The world surely looks mighty different from 6′ than it must from 6,000′ or 36,000′ or whatever. No glorious 600 mph IMAX in the wild blue yonder when the days and nights are spent at 4 mph or 15 mph in dust or mud for many of us.
We got to see the results of our actions up close and personal and as it happened. No film at 11 in the comfort of the wardroom.
Some of my friends would probably let it go by saying of your pal Beef that “he looks good astride a white horse.”
Me? I’m inclined to say that it’s the difference between being “to the manner born” (or “To the Manor Born” if you prefer the TV program to Hamlet) and being drafted.
Sincerely hope he continues to lead a charmed life. Had the cards been dealt differently, he could have found himself slogging through the A Shau Valley, patrolling the mountains of Afghanistan, or worse yet, community organizing on the mean streets of Chicago.
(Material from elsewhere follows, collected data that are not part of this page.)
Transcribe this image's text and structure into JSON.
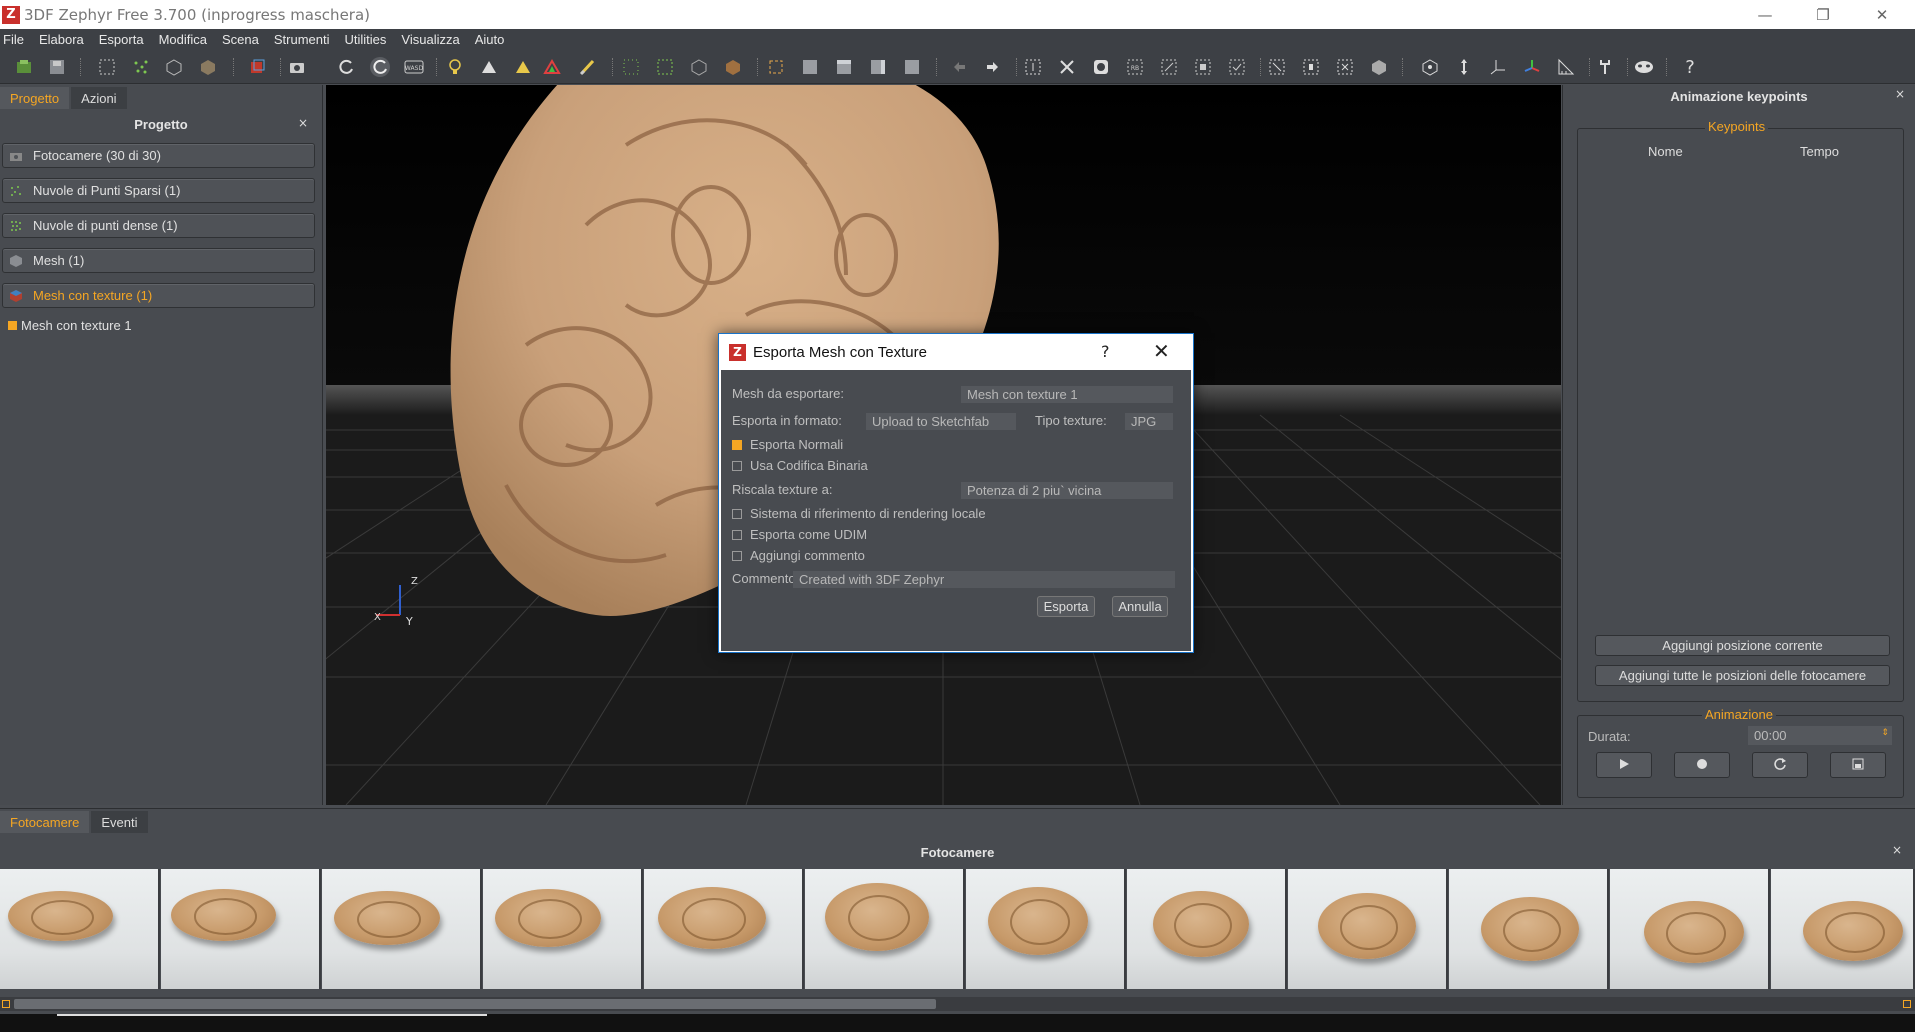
{
  "window": {
    "title": "3DF Zephyr Free 3.700 (inprogress maschera)",
    "logo_letter": "Z",
    "minimize": "—",
    "restore": "❐",
    "close": "✕"
  },
  "menu": [
    "File",
    "Elabora",
    "Esporta",
    "Modifica",
    "Scena",
    "Strumenti",
    "Utilities",
    "Visualizza",
    "Aiuto"
  ],
  "toolbar": {
    "help_label": "?"
  },
  "left_panel": {
    "tabs": [
      "Progetto",
      "Azioni"
    ],
    "title": "Progetto",
    "close": "×",
    "items": [
      {
        "label": "Fotocamere (30 di 30)",
        "icon": "camera-icon"
      },
      {
        "label": "Nuvole di Punti Sparsi (1)",
        "icon": "sparse-cloud-icon"
      },
      {
        "label": "Nuvole di punti dense (1)",
        "icon": "dense-cloud-icon"
      },
      {
        "label": "Mesh (1)",
        "icon": "mesh-icon"
      },
      {
        "label": "Mesh con texture (1)",
        "icon": "textured-mesh-icon"
      }
    ],
    "tree_item": "Mesh con texture 1"
  },
  "viewport": {
    "axis_z": "Z",
    "axis_x": "X",
    "axis_y": "Y"
  },
  "right_panel": {
    "title": "Animazione keypoints",
    "close": "×",
    "keypoints_group": "Keypoints",
    "col_name": "Nome",
    "col_time": "Tempo",
    "add_current": "Aggiungi posizione corrente",
    "add_all": "Aggiungi tutte le posizioni delle fotocamere",
    "animation_group": "Animazione",
    "duration_label": "Durata:",
    "duration_value": "00:00"
  },
  "bottom_panel": {
    "tabs": [
      "Fotocamere",
      "Eventi"
    ],
    "title": "Fotocamere",
    "close": "×"
  },
  "dialog": {
    "title": "Esporta Mesh con Texture",
    "help": "?",
    "close": "✕",
    "mesh_label": "Mesh da esportare:",
    "mesh_value": "Mesh con texture 1",
    "format_label": "Esporta in formato:",
    "format_value": "Upload to Sketchfab",
    "texture_type_label": "Tipo texture:",
    "texture_type_value": "JPG",
    "export_normals": "Esporta Normali",
    "binary_encoding": "Usa Codifica Binaria",
    "rescale_label": "Riscala texture a:",
    "rescale_value": "Potenza di 2 piu` vicina",
    "local_ref": "Sistema di riferimento di rendering locale",
    "udim": "Esporta come UDIM",
    "add_comment": "Aggiungi commento",
    "comment_label": "Commento",
    "comment_value": "Created with 3DF Zephyr",
    "export_button": "Esporta",
    "cancel_button": "Annulla"
  }
}
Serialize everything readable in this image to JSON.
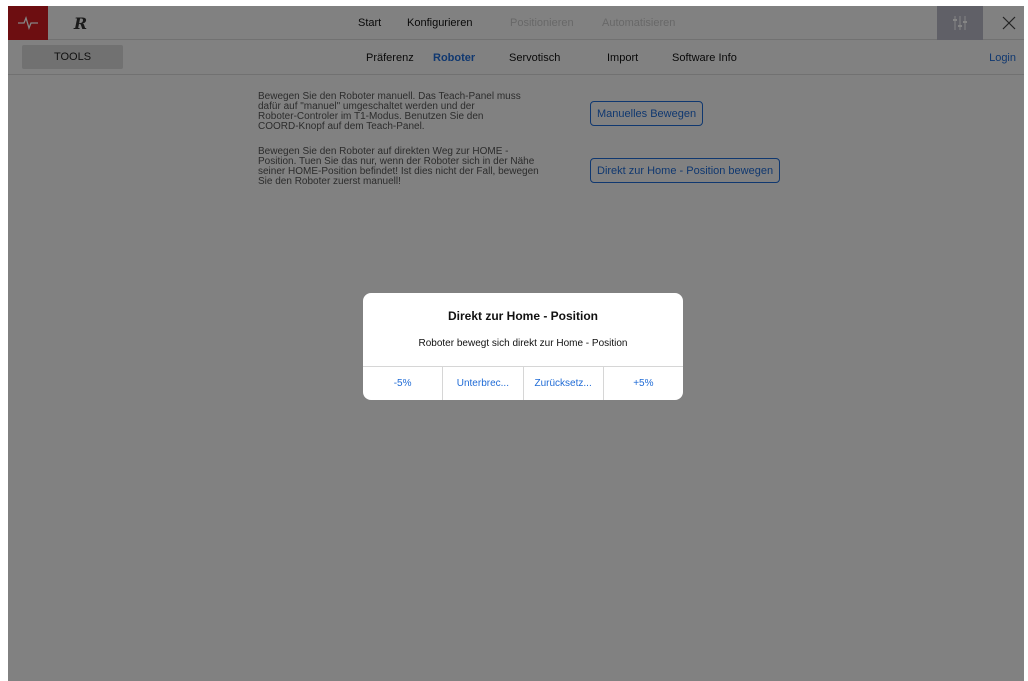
{
  "topbar": {
    "logo_text": "R",
    "nav": [
      {
        "label": "Start",
        "enabled": true
      },
      {
        "label": "Konfigurieren",
        "enabled": true
      },
      {
        "label": "Positionieren",
        "enabled": false
      },
      {
        "label": "Automatisieren",
        "enabled": false
      }
    ],
    "icons": {
      "left": "heartbeat-icon",
      "logo": "robot-logo-icon",
      "mixer": "sliders-icon",
      "close": "close-icon"
    },
    "accent_red": "#d21b22"
  },
  "subbar": {
    "tools_label": "TOOLS",
    "tabs": [
      {
        "label": "Präferenz"
      },
      {
        "label": "Roboter",
        "selected": true
      },
      {
        "label": "Servotisch"
      },
      {
        "label": "Import"
      },
      {
        "label": "Software Info"
      }
    ],
    "login_label": "Login",
    "accent_blue": "#1f6bd6"
  },
  "content": {
    "manual": {
      "lines": [
        "Bewegen Sie den Roboter manuell.  Das Teach-Panel muss",
        "dafür auf \"manuel\" umgeschaltet werden und der",
        "Roboter-Controler im T1-Modus. Benutzen Sie den",
        "COORD-Knopf auf dem Teach-Panel."
      ],
      "button_label": "Manuelles Bewegen"
    },
    "home": {
      "lines": [
        "Bewegen Sie den Roboter auf direkten Weg zur HOME -",
        "Position. Tuen Sie das nur, wenn der Roboter sich in der Nähe",
        "seiner HOME-Position befindet! Ist dies nicht der Fall, bewegen",
        "Sie den Roboter zuerst manuell!"
      ],
      "button_label": "Direkt zur Home - Position bewegen"
    }
  },
  "dialog": {
    "title": "Direkt zur Home - Position",
    "message": "Roboter bewegt sich direkt zur Home - Position",
    "buttons": [
      "-5%",
      "Unterbrec...",
      "Zurücksetz...",
      "+5%"
    ]
  }
}
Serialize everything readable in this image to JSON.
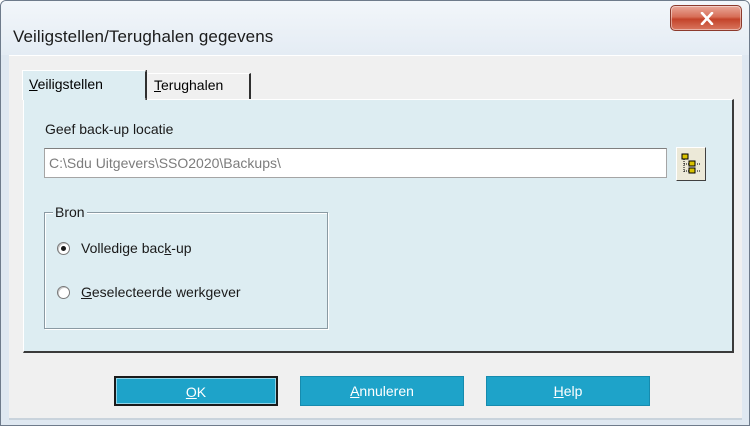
{
  "window": {
    "title": "Veiligstellen/Terughalen gegevens",
    "close_icon": "close-icon",
    "close_color": "#c4432a"
  },
  "tabs": [
    {
      "label": "Veiligstellen",
      "mnemonic_first": "V",
      "rest": "eiligstellen",
      "active": true
    },
    {
      "label": "Terughalen",
      "mnemonic_first": "T",
      "rest": "erughalen",
      "active": false
    }
  ],
  "location": {
    "label": "Geef back-up locatie",
    "value": "C:\\Sdu Uitgevers\\SSO2020\\Backups\\",
    "browse_icon": "folder-tree-icon"
  },
  "source_group": {
    "legend": "Bron",
    "options": [
      {
        "label": "Volledige back-up",
        "before": "Volledige bac",
        "mnemonic": "k",
        "after": "-up",
        "selected": true
      },
      {
        "label": "Geselecteerde werkgever",
        "before": "",
        "mnemonic": "G",
        "after": "eselecteerde werkgever",
        "selected": false
      }
    ]
  },
  "buttons": {
    "ok": {
      "label": "OK",
      "before": "",
      "mnemonic": "O",
      "after": "K"
    },
    "cancel": {
      "label": "Annuleren",
      "before": "",
      "mnemonic": "A",
      "after": "nnuleren"
    },
    "help": {
      "label": "Help",
      "before": "",
      "mnemonic": "H",
      "after": "elp"
    }
  },
  "colors": {
    "button_bg": "#1ea3c9",
    "panel_bg": "#ddedf2"
  }
}
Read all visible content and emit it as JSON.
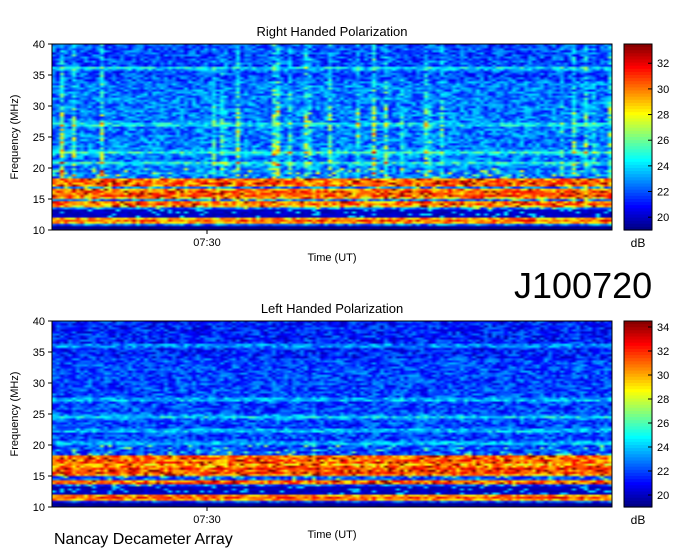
{
  "observation_id": "J100720",
  "instrument": "Nancay Decameter Array",
  "chart_data": [
    {
      "type": "heatmap",
      "title": "Right Handed Polarization",
      "xlabel": "Time (UT)",
      "ylabel": "Frequency (MHz)",
      "xticks": [
        "07:30"
      ],
      "yticks": [
        10,
        15,
        20,
        25,
        30,
        35,
        40
      ],
      "ylim": [
        10,
        40
      ],
      "colorbar": {
        "label": "dB",
        "ticks": [
          20,
          22,
          24,
          26,
          28,
          30,
          32
        ],
        "range": [
          19,
          33.5
        ]
      },
      "features": {
        "strong_bands_mhz": [
          11.5,
          14.3,
          15.6,
          16.2,
          17.4,
          18.0
        ],
        "minor_bands_mhz": [
          20.8,
          22.5,
          27.0,
          36.1
        ],
        "background_db": 22.5
      }
    },
    {
      "type": "heatmap",
      "title": "Left Handed Polarization",
      "xlabel": "Time (UT)",
      "ylabel": "Frequency (MHz)",
      "xticks": [
        "07:30"
      ],
      "yticks": [
        10,
        15,
        20,
        25,
        30,
        35,
        40
      ],
      "ylim": [
        10,
        40
      ],
      "colorbar": {
        "label": "dB",
        "ticks": [
          20,
          22,
          24,
          26,
          28,
          30,
          32,
          34
        ],
        "range": [
          19,
          34.5
        ]
      },
      "features": {
        "strong_bands_mhz": [
          11.5,
          14.0,
          15.5,
          16.2,
          17.3,
          18.0
        ],
        "minor_bands_mhz": [
          20.3,
          22.3,
          24.5,
          27.3,
          36.0
        ],
        "background_db": 22.0
      }
    }
  ]
}
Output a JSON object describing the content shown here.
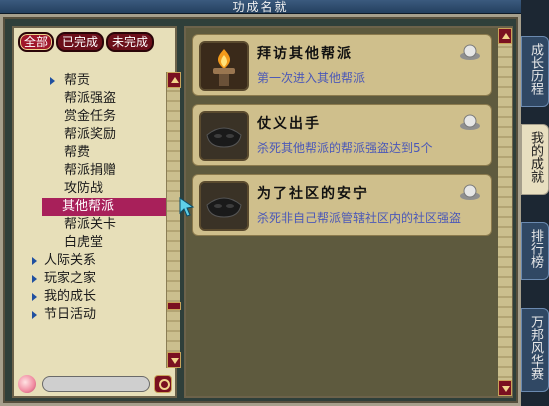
{
  "window": {
    "title": "功成名就"
  },
  "filters": [
    {
      "label": "全部",
      "active": true
    },
    {
      "label": "已完成",
      "active": false
    },
    {
      "label": "未完成",
      "active": false
    }
  ],
  "tree": {
    "children": [
      {
        "label": "帮贡",
        "arrow": true
      },
      {
        "label": "帮派强盗"
      },
      {
        "label": "赏金任务"
      },
      {
        "label": "帮派奖励"
      },
      {
        "label": "帮费"
      },
      {
        "label": "帮派捐赠"
      },
      {
        "label": "攻防战"
      },
      {
        "label": "其他帮派",
        "selected": true
      },
      {
        "label": "帮派关卡"
      },
      {
        "label": "白虎堂"
      }
    ],
    "top": [
      {
        "label": "人际关系"
      },
      {
        "label": "玩家之家"
      },
      {
        "label": "我的成长"
      },
      {
        "label": "节日活动"
      }
    ]
  },
  "achievements": [
    {
      "title": "拜访其他帮派",
      "desc": "第一次进入其他帮派",
      "icon": "torch-icon"
    },
    {
      "title": "仗义出手",
      "desc": "杀死其他帮派的帮派强盗达到5个",
      "icon": "bandit-mask-icon"
    },
    {
      "title": "为了社区的安宁",
      "desc": "杀死非自己帮派管辖社区内的社区强盗",
      "icon": "bandit-mask-icon"
    }
  ],
  "tabs": [
    {
      "label": "成长历程"
    },
    {
      "label": "我的成就",
      "active": true
    },
    {
      "label": "排行榜"
    },
    {
      "label": "万邦风华赛"
    }
  ]
}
Hope that as a member of “the select few” he remembers those who aren’t.
Hard in the trenches, indeed.
Uncle Mike, if you knew the Beef you’d know that not only would he have remembered those who were not members of the “select few”, he’d have given his life for theirs unquestioningly when things went south on the ground, and mere arty wasn’t doing it.
And bought them a beer afterward, if some how they all came through.
We all serve the best we can in our own way, draftees and volunteers, airmen and sojers.
Lex,
I’ve no reason to doubt your observations of Beef, and I continue to wish him well.
It is good to remember that those at the top of any pile are standing on lots of shoulders; and the higher the pile, the more shoulders we rely upon.
Served me well.
Thanks
… “he looks good astride a white horse.”
Heh. No idea if that phrase applies to Mr. Beef or not, but I look forward to using it on a number of other candidates. Thanks for that one.
As for people asking me about Naval Aviating, my response is always, “If I had to do it all over again, I’d do it all over again.” I am blessed, and know it. There were a million ways to get denied a seat, too many not under my control. I did the best I could with those that were, and rubbed my lucky rabbit’s foot the rest of it.
taxi1,
You’re welcome.
As noted, not original to me.
Feel free to use it with wild abandon.